One of the single largest investments in smart cities in the United States occurred this past June when U.S. Department of Transportation (USDOT) Secretary Anthony Foxx announced that Columbus, Ohio, had won the Smart City Challenge — a $50 million federal prize awarded for a single city to address important issues such as safety, mobility and climate change through better use of data and technology. This is an important milestone because most smart city projects in the United States, like Chicago’s efforts to build the Array of Things — a network of sensors that collects “real-time data on the city’s environment, infrastructure and activity for research and public use” — have mostly been small-scale projects focused on a particular application or problem rather than the broad integration of sensors, data and analytics across virtually all public services.
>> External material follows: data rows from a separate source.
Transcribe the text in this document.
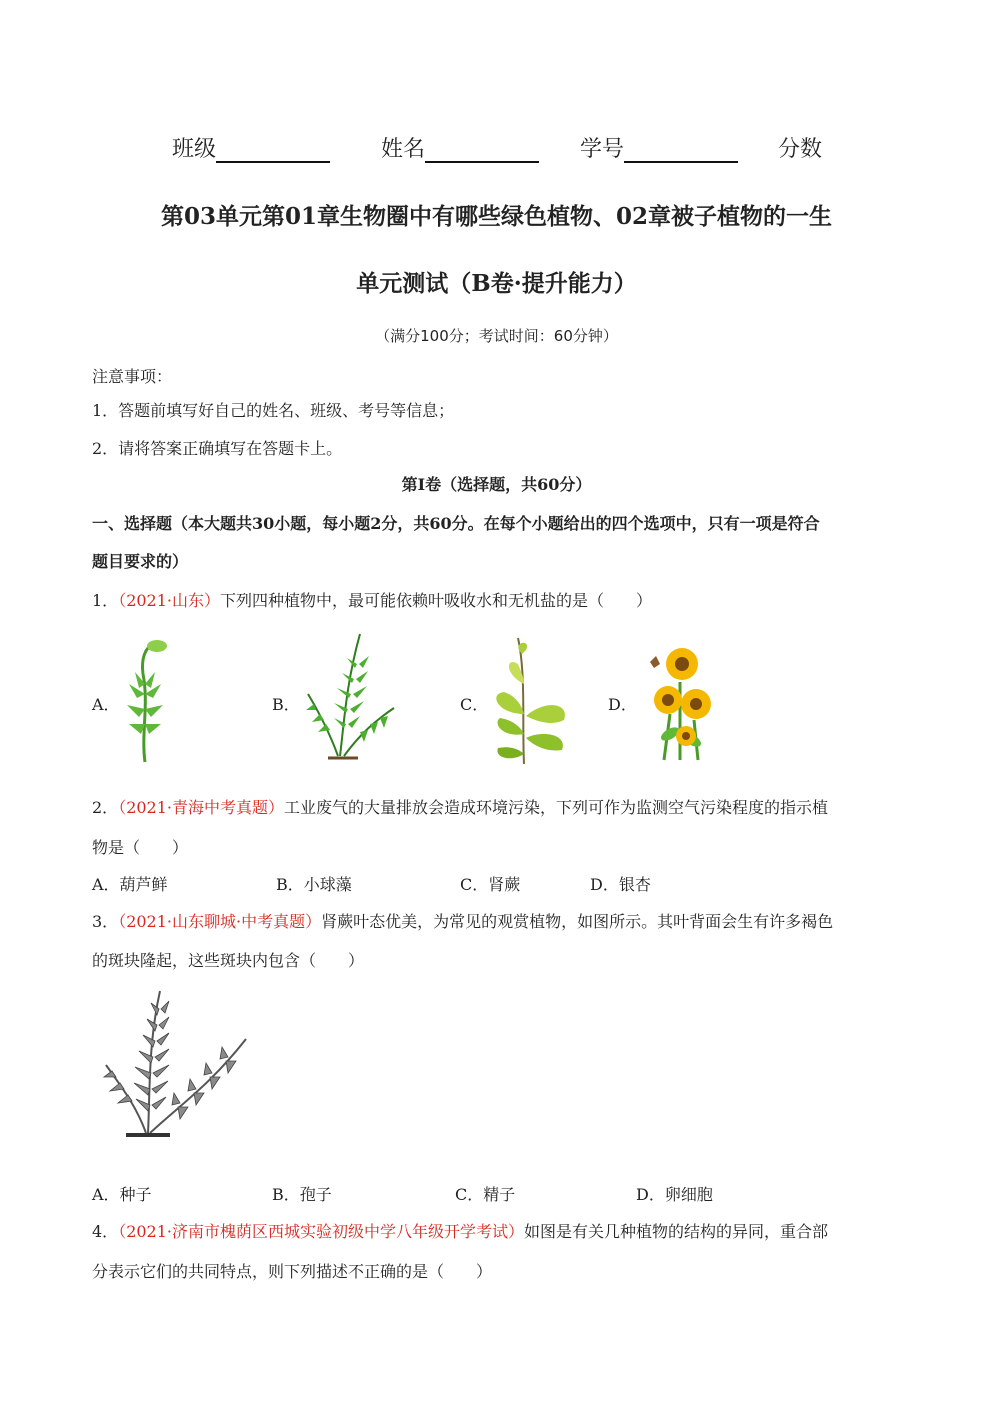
班级	姓名	学号	分数
第03单元第01章生物圈中有哪些绿色植物、02章被子植物的一生
单元测试（B卷·提升能力）
（满分100分；考试时间：60分钟）
注意事项：
1．答题前填写好自己的姓名、班级、考号等信息；
2．请将答案正确填写在答题卡上。
第I卷（选择题，共60分）
一、选择题（本大题共30小题，每小题2分，共60分。在每个小题给出的四个选项中，只有一项是符合
题目要求的）
1．（2021·山东）下列四种植物中，最可能依赖叶吸收水和无机盐的是（　　）
A．	B．	C．	D．
2．（2021·青海中考真题）工业废气的大量排放会造成环境污染，下列可作为监测空气污染程度的指示植
物是（　　）
A．葫芦鲜	B．小球藻	C．肾蕨	D．银杏
3．（2021·山东聊城·中考真题）肾蕨叶态优美，为常见的观赏植物，如图所示。其叶背面会生有许多褐色
的斑块隆起，这些斑块内包含（　　）
A．种子	B．孢子	C．精子	D．卵细胞
4．（2021·济南市槐荫区西城实验初级中学八年级开学考试）如图是有关几种植物的结构的异同，重合部
分表示它们的共同特点，则下列描述不正确的是（　　）
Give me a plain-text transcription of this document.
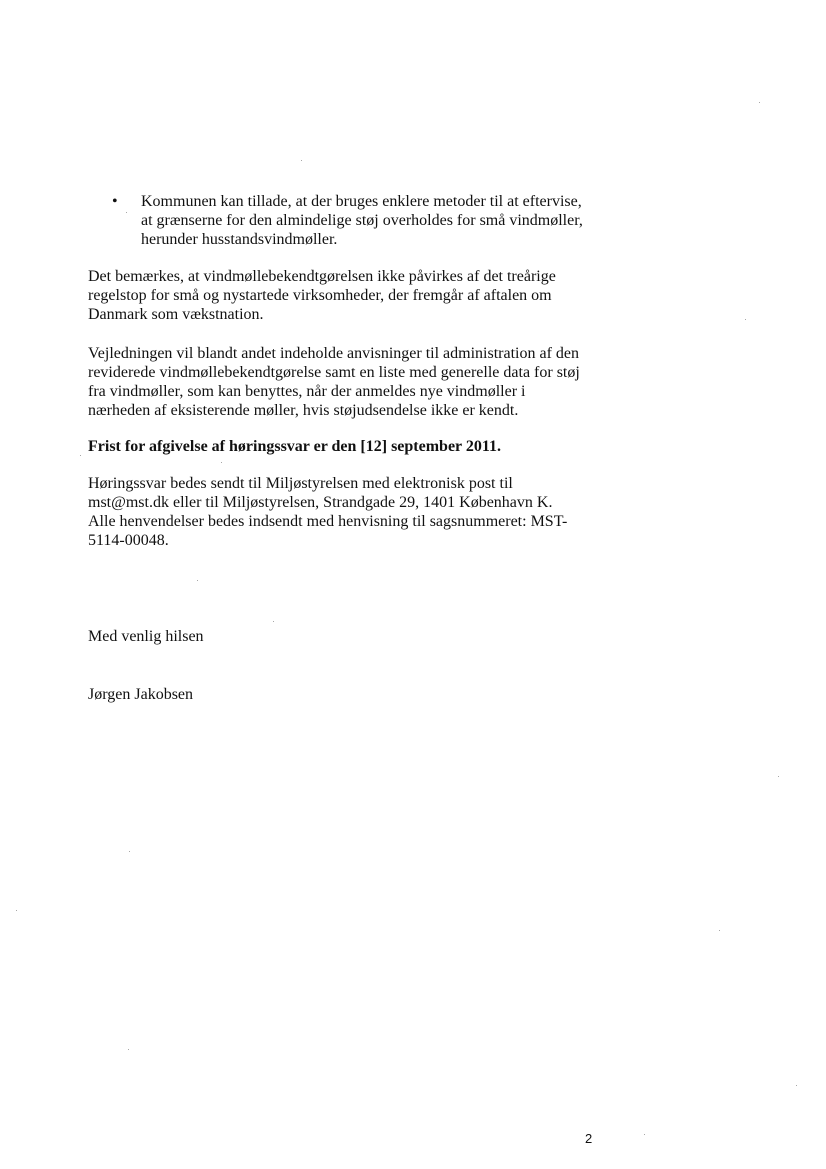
•	Kommunen kan tillade, at der bruges enklere metoder til at eftervise,
at grænserne for den almindelige støj overholdes for små vindmøller,
herunder husstandsvindmøller.
Det bemærkes, at vindmøllebekendtgørelsen ikke påvirkes af det treårige
regelstop for små og nystartede virksomheder, der fremgår af aftalen om
Danmark som vækstnation.
Vejledningen vil blandt andet indeholde anvisninger til administration af den
reviderede vindmøllebekendtgørelse samt en liste med generelle data for støj
fra vindmøller, som kan benyttes, når der anmeldes nye vindmøller i
nærheden af eksisterende møller, hvis støjudsendelse ikke er kendt.
Frist for afgivelse af høringssvar er den [12] september 2011.
Høringssvar bedes sendt til Miljøstyrelsen med elektronisk post til
mst@mst.dk eller til Miljøstyrelsen, Strandgade 29, 1401 København K.
Alle henvendelser bedes indsendt med henvisning til sagsnummeret: MST-
5114-00048.
Med venlig hilsen
Jørgen Jakobsen
2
The most impressive aspect of the Smart City Challenge is that so many cities responded to the call. From Anchorage to Atlanta and Albuquerque to Albany, the USDOT received a total of 78 applications representing 85 cities in 36 states. Many of these proposals identified important challenges facing municipalities and proposed novel solutions that leveraged technology to improve the community. For example, Boston outlined its plan to integrate additional sensors, data and analytics with other government systems to combat injuries and fatalities among pedestrians and bicyclists, address disparities in its transportation system, and more.
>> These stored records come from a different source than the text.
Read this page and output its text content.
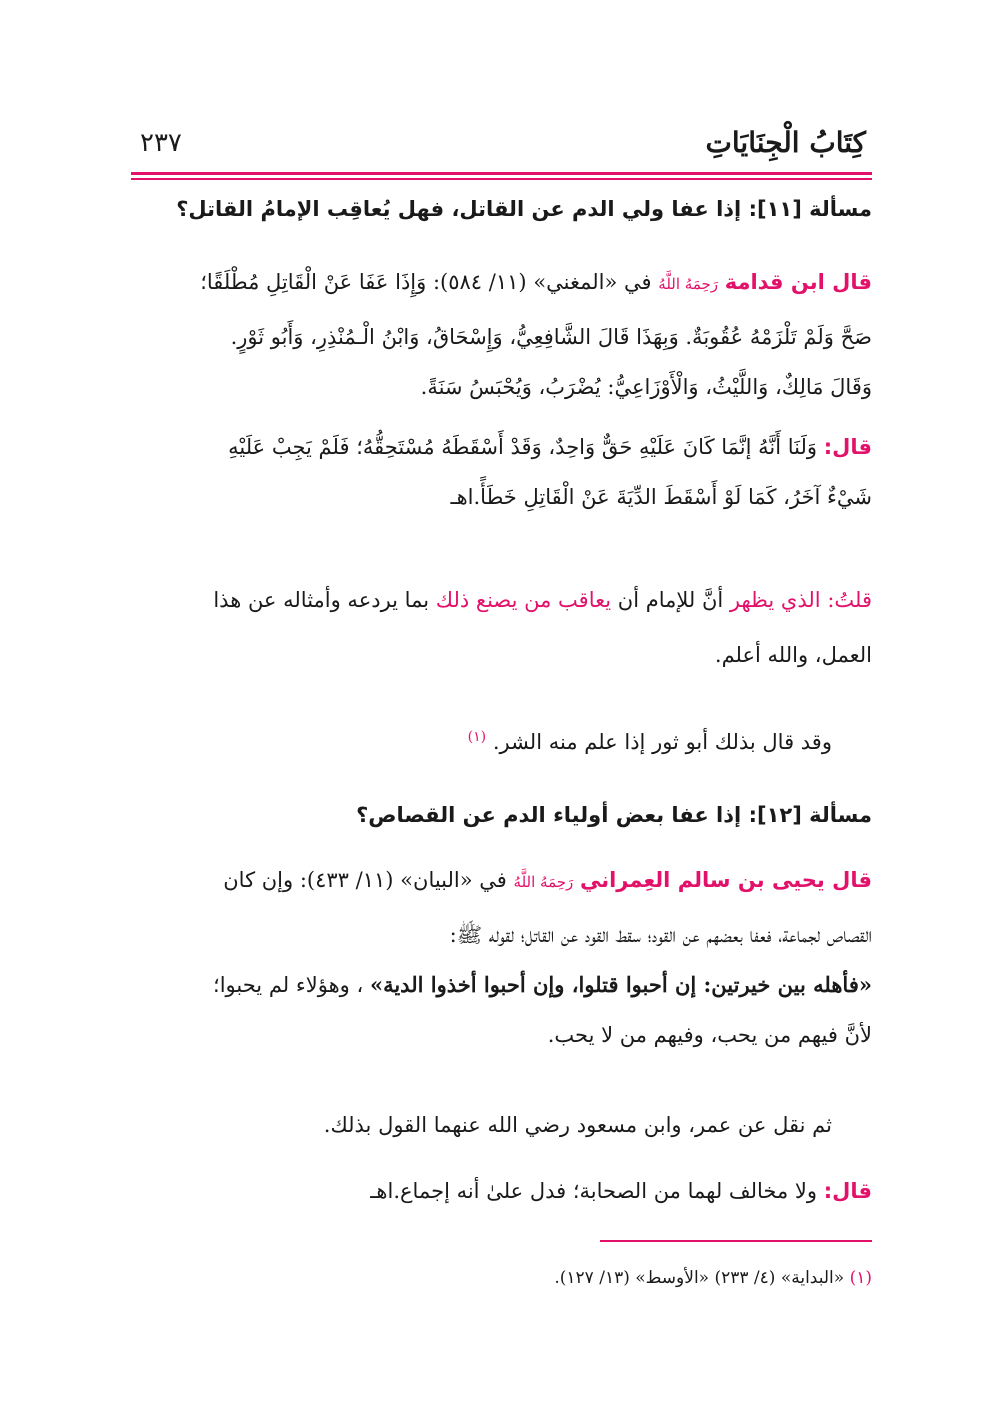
كِتَابُ الْجِنَايَاتِ
٢٣٧
مسألة [١١]: إذا عفا ولي الدم عن القاتل، فهل يُعاقِب الإمامُ القاتل؟
قال ابن قدامة رَحِمَهُ اللَّهُ في «المغني» (١١/ ٥٨٤): وَإِذَا عَفَا عَنْ الْقَاتِلِ مُطْلَقًا؛
صَحَّ وَلَمْ تَلْزَمْهُ عُقُوبَةٌ. وَبِهَذَا قَالَ الشَّافِعِيُّ، وَإِسْحَاقُ، وَابْنُ الْـمُنْذِرِ، وَأَبُو ثَوْرٍ.
وَقَالَ مَالِكٌ، وَاللَّيْثُ، وَالْأَوْزَاعِيُّ: يُضْرَبُ، وَيُحْبَسُ سَنَةً.
قال: وَلَنَا أَنَّهُ إنَّمَا كَانَ عَلَيْهِ حَقٌّ وَاحِدٌ، وَقَدْ أَسْقَطَهُ مُسْتَحِقُّهُ؛ فَلَمْ يَجِبْ عَلَيْهِ
شَيْءٌ آخَرُ، كَمَا لَوْ أَسْقَطَ الدِّيَةَ عَنْ الْقَاتِلِ خَطَأً.اهـ
قلتُ: الذي يظهر أنَّ للإمام أن يعاقب من يصنع ذلك بما يردعه وأمثاله عن هذا
العمل، والله أعلم.
وقد قال بذلك أبو ثور إذا علم منه الشر. $^{(١)}$
مسألة [١٢]: إذا عفا بعض أولياء الدم عن القصاص؟
قال يحيى بن سالم العِمراني رَحِمَهُ اللَّهُ في «البيان» (١١/ ٤٣٣): وإن كان
القصاص لجماعة، فعفا بعضهم عن القود؛ سقط القود عن القاتل؛ لقوله ﷺ:
«فأهله بين خيرتين: إن أحبوا قتلوا، وإن أحبوا أخذوا الدية» ، وهؤلاء لم يحبوا؛
لأنَّ فيهم من يحب، وفيهم من لا يحب.
ثم نقل عن عمر، وابن مسعود رضي الله عنهما القول بذلك.
قال: ولا مخالف لهما من الصحابة؛ فدل علىٰ أنه إجماع.اهـ
(١) «البداية» (٤/ ٢٣٣) «الأوسط» (١٣/ ١٢٧).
Unfortunately the Smart City Challenge only funded one city’s proposal, even though many more were also deserving. This is an inadequate approach for funding critical digital infrastructure. Just as it would not make sense to only fund bridges and highways in one city in the United States, it makes no sense to limit investment in the sensors, systems and networks needed to build smart cities to a single location. Instead, policymakers at the city, state and federal levels should be working together to fund promising proposals and develop strong partnerships with the private sector. This could take the form of new grants or repurposing existing funding for physical infrastructure to include digital initiatives.
While there is enormous potential to leverage data-driven innovation to improve the quality of life in urban environments, the United States will need to take action soon if it does not want to fall too far behind in the race to build smart cities.